Mark Cavendish won the BBC Lifetime Achievement Award and has provided some more insight into what's next in his professional career. After thriving as a pro rider, and a very popular one at that, he has multiple paths he can follow and this could potentially be a management role in a cycling team.
"Of course I will miss racing but I'm happy because I've had 20 years and done more than I ever could have planned or dreamed of doing," Cavendish said in an interview with The Guardian. "Obviously I've still got a lot of life left, and I still have to provide for my family, and so I think that's going to be in cycling team management. I know the sport and I know how to build a team and that's where I'm heading. It's exciting".
He will be an ambassador at the upcoming Tour Down Under, and that could be part of his now permanent presence in the sport. Ambassador roles for specific races, the Tour de France itself or brands connected to pro cycling are a sure fire way to make a sustainable living for the Manxman. But he may also pursue a new challenge within the peloton, working with a team in a management role - potentially helping develop new sprinters, or even as a DS are his former leadout man Mark Renshaw did with Cavendish this year.

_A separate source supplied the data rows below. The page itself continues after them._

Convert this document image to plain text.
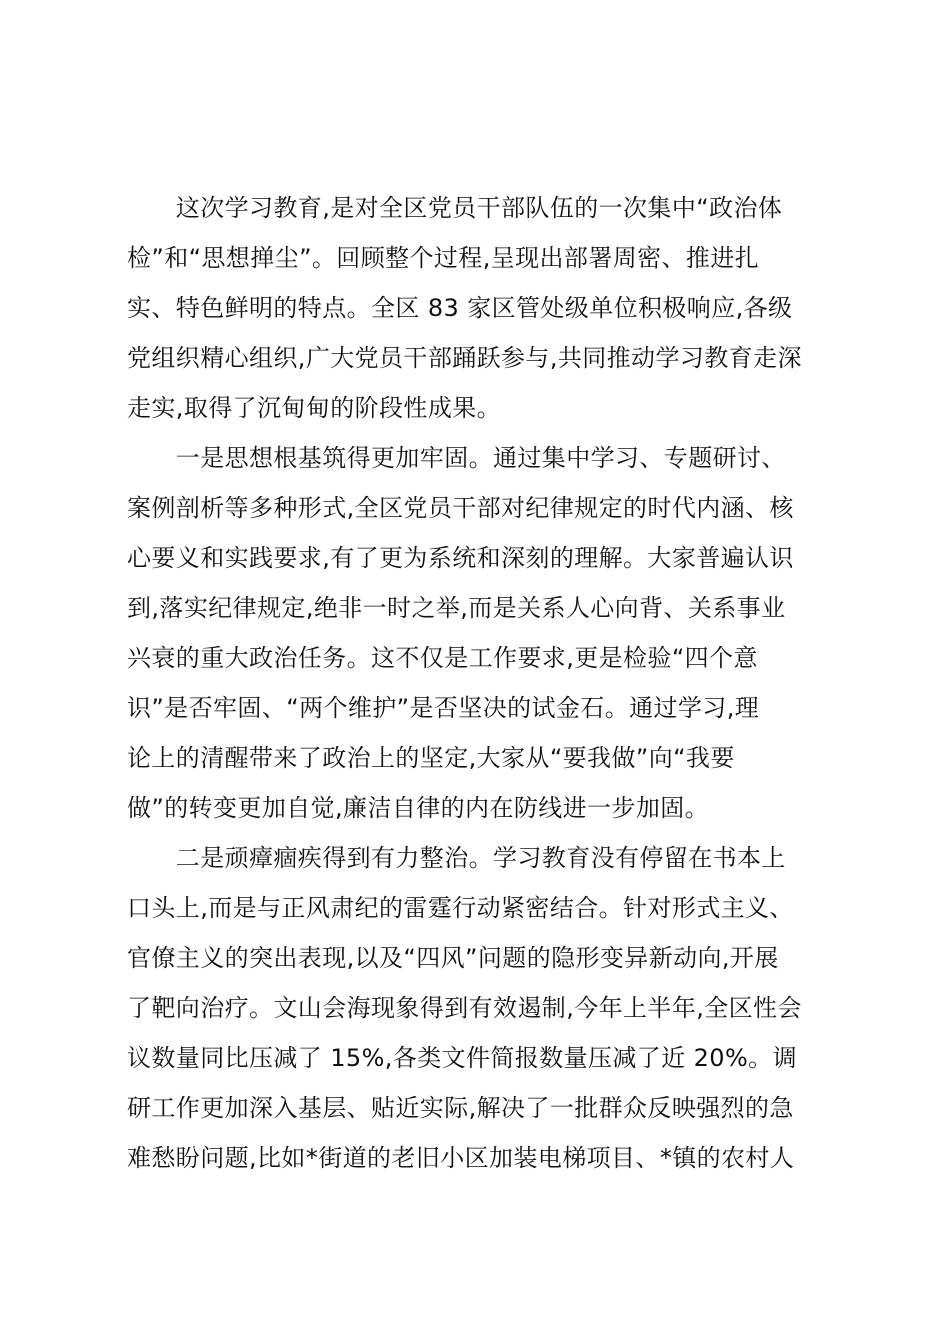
　　这次学习教育,是对全区党员干部队伍的一次集中“政治体
检”和“思想掸尘”。回顾整个过程,呈现出部署周密、推进扎
实、特色鲜明的特点。全区 83 家区管处级单位积极响应,各级
党组织精心组织,广大党员干部踊跃参与,共同推动学习教育走深
走实,取得了沉甸甸的阶段性成果。
　　一是思想根基筑得更加牢固。通过集中学习、专题研讨、
案例剖析等多种形式,全区党员干部对纪律规定的时代内涵、核
心要义和实践要求,有了更为系统和深刻的理解。大家普遍认识
到,落实纪律规定,绝非一时之举,而是关系人心向背、关系事业
兴衰的重大政治任务。这不仅是工作要求,更是检验“四个意
识”是否牢固、“两个维护”是否坚决的试金石。通过学习,理
论上的清醒带来了政治上的坚定,大家从“要我做”向“我要
做”的转变更加自觉,廉洁自律的内在防线进一步加固。
　　二是顽瘴痼疾得到有力整治。学习教育没有停留在书本上
口头上,而是与正风肃纪的雷霆行动紧密结合。针对形式主义、
官僚主义的突出表现,以及“四风”问题的隐形变异新动向,开展
了靶向治疗。文山会海现象得到有效遏制,今年上半年,全区性会
议数量同比压减了 15%,各类文件简报数量压减了近 20%。调
研工作更加深入基层、贴近实际,解决了一批群众反映强烈的急
难愁盼问题,比如*街道的老旧小区加装电梯项目、*镇的农村人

Regardless of what follows, Cavendish is truly happy with how his career came to a close. After decade and a half of building his legacy, he won his record-breaking 35th stage at the Tour de France and officially put himself in the history books. "There is nothing more I could have done in the sport. And there already was zero to be done a long time ago," he argues.
"I'm very, very lucky that I get to retire, having zero regrets. I'm finally going out on my terms – not because of injury or some team manager trying to make me retire. I've done everything I wanted and I'm choosing the way I leave the sport as a competitor. How lucky is that?"